StorageMojo’s /.’d post on 25x data compression invited much derision and a few knowledgeable comments. One of those comments pointed to Data Domain who claim up to 50x compression on “. . . data sets in certain use cases . . . .” Obviously the folks at Diligent Technologies are only half as good since they claim 25x. Expect heated “mine is smaller than yours!” arguments at the next SNW. Despite the hype, the technology appears to work. Just don’t expect 50x. 15x to 20x is more realistic, and YMMV.

In a messaging misfire, Data Domain calls their technology “Capacity Optimized Storage” instead of something self-explanatory like, say, “20x Backup Compressor”. So how does it work?

COS segments the incoming data stream, uniquely identifies these data segments, and then compares them to segments previously stored. If an incoming data segment is a duplicate of what has already been stored, the segment is not stored again but a reference created for it. If the segment is deemed to be unique, it is then further compressed with conventional ZIP style algorithms for an additional average 2:1 reduction, and stored to disk. This process operates at a very low level of granularity — the average segment size is 8K — to identify as much redundancy as possible.

What they are talking about is backup compression. The goal is to maintain only the data needed for a complete restore instead of endless copies of the same stuff. It appears that neither works on files. Rather they work with the byte stream from backup software so there are no filesystem or data format issues.

What Data Domain and Diligent do is, in principle, not unlike MPEG-4. MPEG-4 is a toolbox of techniques for efficiently compressing a variety of video and audio inputs which are invoked as appropriate based on the content. In one case you have frame after frame that are very similar and the algorithm stores the differences to achieve great compression. It just isn’t the kind of compression that Shannon developed the math for. If you really want to get into the details of what Data Domain does, take a look at their co-founder, Princeton comp sci professor and CTO Kai Li’s patent.

Kai Li, a at Princeton, contrasts DD’s method with others in the patent:

There have been attempts to prevent redundant copying of data that stay the same between backups. One approach is to divide the data streams from the data sources into segments and store the segments in a hash table on disk. During subsequent backup operations, the data streams are again segmented and the segments are looked up in the hash table to determine whether a data segment was already stored previously. If an identical segment is found, the data segment is not stored again; otherwise, the new data segment is stored. Other alternative approaches including storing the segments in a binary tree and determining whether an incoming segment should be stored by searching in the binary tree.

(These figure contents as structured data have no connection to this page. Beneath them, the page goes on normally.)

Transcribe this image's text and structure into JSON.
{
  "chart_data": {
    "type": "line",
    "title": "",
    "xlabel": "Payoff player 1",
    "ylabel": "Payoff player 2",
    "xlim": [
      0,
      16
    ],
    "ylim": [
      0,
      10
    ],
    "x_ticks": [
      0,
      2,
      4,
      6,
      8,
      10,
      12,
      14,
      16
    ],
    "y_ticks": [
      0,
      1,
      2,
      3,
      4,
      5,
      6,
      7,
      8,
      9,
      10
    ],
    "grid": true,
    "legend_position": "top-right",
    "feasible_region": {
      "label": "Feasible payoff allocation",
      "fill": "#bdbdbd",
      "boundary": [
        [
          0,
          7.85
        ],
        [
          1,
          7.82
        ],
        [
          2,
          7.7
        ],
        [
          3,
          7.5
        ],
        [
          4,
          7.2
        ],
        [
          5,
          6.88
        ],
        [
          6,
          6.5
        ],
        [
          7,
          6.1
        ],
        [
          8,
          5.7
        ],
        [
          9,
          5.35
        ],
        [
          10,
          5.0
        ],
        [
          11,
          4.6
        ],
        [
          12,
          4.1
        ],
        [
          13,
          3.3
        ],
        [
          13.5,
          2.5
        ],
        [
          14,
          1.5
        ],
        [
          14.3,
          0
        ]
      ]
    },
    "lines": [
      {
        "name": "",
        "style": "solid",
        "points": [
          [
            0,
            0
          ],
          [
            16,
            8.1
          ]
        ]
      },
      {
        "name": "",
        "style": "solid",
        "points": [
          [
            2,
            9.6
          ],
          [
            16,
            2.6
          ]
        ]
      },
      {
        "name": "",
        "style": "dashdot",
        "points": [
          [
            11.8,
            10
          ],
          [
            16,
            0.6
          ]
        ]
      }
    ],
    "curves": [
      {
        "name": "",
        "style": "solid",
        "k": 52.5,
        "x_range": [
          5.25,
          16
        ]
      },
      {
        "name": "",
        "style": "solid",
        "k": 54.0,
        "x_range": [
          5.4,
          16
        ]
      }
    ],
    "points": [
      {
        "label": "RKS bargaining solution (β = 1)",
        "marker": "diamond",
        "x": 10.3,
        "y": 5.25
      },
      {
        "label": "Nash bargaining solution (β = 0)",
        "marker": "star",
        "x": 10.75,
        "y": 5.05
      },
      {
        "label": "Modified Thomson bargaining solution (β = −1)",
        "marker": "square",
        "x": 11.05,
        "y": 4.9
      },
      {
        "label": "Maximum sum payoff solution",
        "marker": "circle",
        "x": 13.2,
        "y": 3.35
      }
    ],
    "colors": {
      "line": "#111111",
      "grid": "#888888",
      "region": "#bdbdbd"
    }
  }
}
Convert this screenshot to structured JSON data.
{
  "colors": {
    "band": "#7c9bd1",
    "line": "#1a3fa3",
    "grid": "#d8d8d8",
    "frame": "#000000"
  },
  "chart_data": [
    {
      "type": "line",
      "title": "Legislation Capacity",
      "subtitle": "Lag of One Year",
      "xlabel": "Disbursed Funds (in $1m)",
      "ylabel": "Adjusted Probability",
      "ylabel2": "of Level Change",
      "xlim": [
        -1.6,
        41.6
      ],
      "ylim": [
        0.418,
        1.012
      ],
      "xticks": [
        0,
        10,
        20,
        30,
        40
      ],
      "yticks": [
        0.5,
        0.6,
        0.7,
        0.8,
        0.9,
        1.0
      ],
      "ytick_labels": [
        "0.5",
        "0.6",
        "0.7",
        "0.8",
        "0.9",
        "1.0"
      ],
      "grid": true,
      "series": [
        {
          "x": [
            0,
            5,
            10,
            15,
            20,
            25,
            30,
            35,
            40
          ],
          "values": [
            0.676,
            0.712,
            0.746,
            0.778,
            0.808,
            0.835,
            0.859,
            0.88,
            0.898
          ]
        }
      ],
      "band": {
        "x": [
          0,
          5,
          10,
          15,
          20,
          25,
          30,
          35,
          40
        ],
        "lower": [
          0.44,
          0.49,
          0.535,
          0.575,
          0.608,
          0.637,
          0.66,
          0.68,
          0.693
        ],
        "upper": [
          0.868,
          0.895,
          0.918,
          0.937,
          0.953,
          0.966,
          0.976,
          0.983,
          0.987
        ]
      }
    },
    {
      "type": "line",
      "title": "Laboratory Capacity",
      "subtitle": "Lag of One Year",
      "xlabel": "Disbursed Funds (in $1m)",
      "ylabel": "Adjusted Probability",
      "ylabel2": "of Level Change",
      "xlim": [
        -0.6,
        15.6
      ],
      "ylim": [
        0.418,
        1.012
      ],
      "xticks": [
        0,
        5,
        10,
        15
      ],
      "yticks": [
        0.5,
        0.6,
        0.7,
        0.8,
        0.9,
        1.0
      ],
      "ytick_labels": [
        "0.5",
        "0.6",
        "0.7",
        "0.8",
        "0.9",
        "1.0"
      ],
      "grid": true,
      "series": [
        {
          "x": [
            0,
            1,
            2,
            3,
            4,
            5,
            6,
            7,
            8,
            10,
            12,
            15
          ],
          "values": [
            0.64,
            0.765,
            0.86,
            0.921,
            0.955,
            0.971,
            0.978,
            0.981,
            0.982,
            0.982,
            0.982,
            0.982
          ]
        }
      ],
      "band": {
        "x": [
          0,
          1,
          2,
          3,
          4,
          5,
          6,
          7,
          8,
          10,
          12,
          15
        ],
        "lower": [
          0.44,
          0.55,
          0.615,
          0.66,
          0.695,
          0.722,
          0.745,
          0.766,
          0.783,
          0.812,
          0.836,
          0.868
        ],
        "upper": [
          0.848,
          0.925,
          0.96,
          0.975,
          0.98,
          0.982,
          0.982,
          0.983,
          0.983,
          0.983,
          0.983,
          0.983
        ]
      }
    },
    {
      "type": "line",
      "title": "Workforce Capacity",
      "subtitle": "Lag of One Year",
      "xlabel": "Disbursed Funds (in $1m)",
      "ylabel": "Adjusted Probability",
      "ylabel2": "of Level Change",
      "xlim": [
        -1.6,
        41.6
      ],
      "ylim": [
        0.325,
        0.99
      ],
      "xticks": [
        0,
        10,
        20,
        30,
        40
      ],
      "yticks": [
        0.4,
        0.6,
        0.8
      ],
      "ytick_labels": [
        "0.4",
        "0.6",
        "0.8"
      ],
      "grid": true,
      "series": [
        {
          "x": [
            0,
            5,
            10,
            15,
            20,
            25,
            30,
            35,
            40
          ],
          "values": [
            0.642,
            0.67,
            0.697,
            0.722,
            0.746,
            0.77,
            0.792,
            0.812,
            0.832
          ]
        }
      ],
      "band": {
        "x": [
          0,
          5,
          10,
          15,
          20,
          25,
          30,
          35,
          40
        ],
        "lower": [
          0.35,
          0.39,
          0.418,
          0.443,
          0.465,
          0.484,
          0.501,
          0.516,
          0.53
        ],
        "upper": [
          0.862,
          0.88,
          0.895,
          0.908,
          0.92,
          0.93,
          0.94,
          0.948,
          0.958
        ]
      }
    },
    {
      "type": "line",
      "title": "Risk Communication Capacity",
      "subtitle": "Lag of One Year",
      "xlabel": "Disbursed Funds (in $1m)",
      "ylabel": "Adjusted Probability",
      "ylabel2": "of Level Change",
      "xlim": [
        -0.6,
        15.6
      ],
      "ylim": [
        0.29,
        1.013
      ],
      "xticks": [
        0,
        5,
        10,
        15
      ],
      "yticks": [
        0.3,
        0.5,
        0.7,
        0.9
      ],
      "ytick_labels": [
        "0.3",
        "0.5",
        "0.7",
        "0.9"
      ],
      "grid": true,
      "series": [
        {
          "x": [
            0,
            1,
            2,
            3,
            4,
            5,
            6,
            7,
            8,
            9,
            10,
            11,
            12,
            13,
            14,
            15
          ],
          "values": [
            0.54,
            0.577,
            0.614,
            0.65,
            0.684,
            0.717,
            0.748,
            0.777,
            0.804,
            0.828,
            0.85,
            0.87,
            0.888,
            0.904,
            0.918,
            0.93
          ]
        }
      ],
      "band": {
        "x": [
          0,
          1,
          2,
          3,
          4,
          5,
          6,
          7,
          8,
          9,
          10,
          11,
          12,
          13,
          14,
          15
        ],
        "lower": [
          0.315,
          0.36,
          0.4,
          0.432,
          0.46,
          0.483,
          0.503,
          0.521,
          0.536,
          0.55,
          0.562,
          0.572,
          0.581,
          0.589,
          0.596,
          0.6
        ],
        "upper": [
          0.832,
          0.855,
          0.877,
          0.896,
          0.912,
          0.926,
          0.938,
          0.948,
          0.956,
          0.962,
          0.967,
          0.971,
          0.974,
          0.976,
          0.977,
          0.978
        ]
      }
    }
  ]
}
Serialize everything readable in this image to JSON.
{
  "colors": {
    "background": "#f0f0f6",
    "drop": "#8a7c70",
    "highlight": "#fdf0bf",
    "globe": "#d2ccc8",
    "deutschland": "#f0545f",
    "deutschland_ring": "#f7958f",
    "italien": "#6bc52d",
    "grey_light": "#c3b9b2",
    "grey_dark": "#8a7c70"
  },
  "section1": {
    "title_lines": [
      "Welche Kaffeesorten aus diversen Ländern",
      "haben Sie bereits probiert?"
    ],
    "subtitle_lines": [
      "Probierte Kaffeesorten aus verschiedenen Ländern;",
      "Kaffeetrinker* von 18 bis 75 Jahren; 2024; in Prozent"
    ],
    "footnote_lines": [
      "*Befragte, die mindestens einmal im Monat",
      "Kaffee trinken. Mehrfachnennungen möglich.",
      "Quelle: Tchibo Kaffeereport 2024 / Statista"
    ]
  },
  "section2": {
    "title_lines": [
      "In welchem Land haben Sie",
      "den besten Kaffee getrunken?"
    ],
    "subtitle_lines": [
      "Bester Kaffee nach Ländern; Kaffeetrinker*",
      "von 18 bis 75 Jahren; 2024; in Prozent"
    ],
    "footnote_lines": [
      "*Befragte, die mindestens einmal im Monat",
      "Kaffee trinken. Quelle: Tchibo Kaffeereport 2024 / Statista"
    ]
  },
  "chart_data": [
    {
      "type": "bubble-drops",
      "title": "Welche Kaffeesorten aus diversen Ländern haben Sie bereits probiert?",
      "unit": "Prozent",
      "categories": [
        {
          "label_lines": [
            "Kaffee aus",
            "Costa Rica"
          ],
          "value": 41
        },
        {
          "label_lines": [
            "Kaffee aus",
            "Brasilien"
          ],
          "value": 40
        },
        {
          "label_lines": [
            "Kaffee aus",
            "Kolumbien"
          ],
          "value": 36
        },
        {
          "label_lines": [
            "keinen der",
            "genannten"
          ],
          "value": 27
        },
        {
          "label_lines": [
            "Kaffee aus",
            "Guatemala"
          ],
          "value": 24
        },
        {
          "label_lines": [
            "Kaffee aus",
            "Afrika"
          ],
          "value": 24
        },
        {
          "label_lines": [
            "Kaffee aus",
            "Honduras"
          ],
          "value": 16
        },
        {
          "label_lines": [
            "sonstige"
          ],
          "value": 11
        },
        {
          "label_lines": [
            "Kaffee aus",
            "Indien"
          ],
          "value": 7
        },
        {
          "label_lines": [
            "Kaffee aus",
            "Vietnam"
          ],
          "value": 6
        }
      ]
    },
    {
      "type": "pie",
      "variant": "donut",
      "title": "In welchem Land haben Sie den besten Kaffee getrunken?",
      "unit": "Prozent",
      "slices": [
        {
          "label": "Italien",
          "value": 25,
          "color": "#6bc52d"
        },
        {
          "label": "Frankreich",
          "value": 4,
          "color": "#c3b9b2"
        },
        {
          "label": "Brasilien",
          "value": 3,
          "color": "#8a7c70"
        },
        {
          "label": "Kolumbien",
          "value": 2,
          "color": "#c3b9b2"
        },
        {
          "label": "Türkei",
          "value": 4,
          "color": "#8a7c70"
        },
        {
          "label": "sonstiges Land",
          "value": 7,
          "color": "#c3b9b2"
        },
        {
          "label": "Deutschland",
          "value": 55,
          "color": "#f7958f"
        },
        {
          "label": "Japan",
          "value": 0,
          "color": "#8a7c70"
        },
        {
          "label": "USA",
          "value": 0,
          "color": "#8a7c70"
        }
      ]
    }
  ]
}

While these approaches achieve some efficiency gains by not copying the same data twice, it incurs significant latency due to disk input/output (I/O) overhead as a result of constantly accessing the disk to search for the data segments. It would be desirable to have a backup system that could reduce the latency while eliminating unnecessary data replication.

If you think of a typical enterprise there are two kinds of backup compression issues.

  1. There are simply the files that haven’t changed since the last backup.
  2. There will be hundreds of similar but not exactly the same documents floating about — think of Powerpoint presos that are all the same except different presenter or customer names.

Where Diligent’s technique appears to differ is that they don’t require segments to be identical. If the segments are similar they will store the differences. If they do everything else about as well as DD it sounds like a significant advantage.

Both of these companies are trying to make their money as appliance vendors. In the long run I don’t think either has a sustainable business model, since backup data compression is simply a feature. Someone who wants to make a lot of money selling disk-to-disk backup will buy this technology and make their product that much more competitive. There is no reason that both these companies won’t be purchased at handsome multiples to their funding once they overcome the marketing problem of convincing the IT world that 20x backup data compression really works.

In addition, both Data Domain and Diligent are making a marketing mistake by not calling it compression. To anyone but a purist it is a type of compression, just as MPEG-4 is.

And if there is a way to make this a software-only solution that could run on Windows, Linux and Unix, I believe either company could significantly accelerate their uptake through marketing it as utility rather than a product.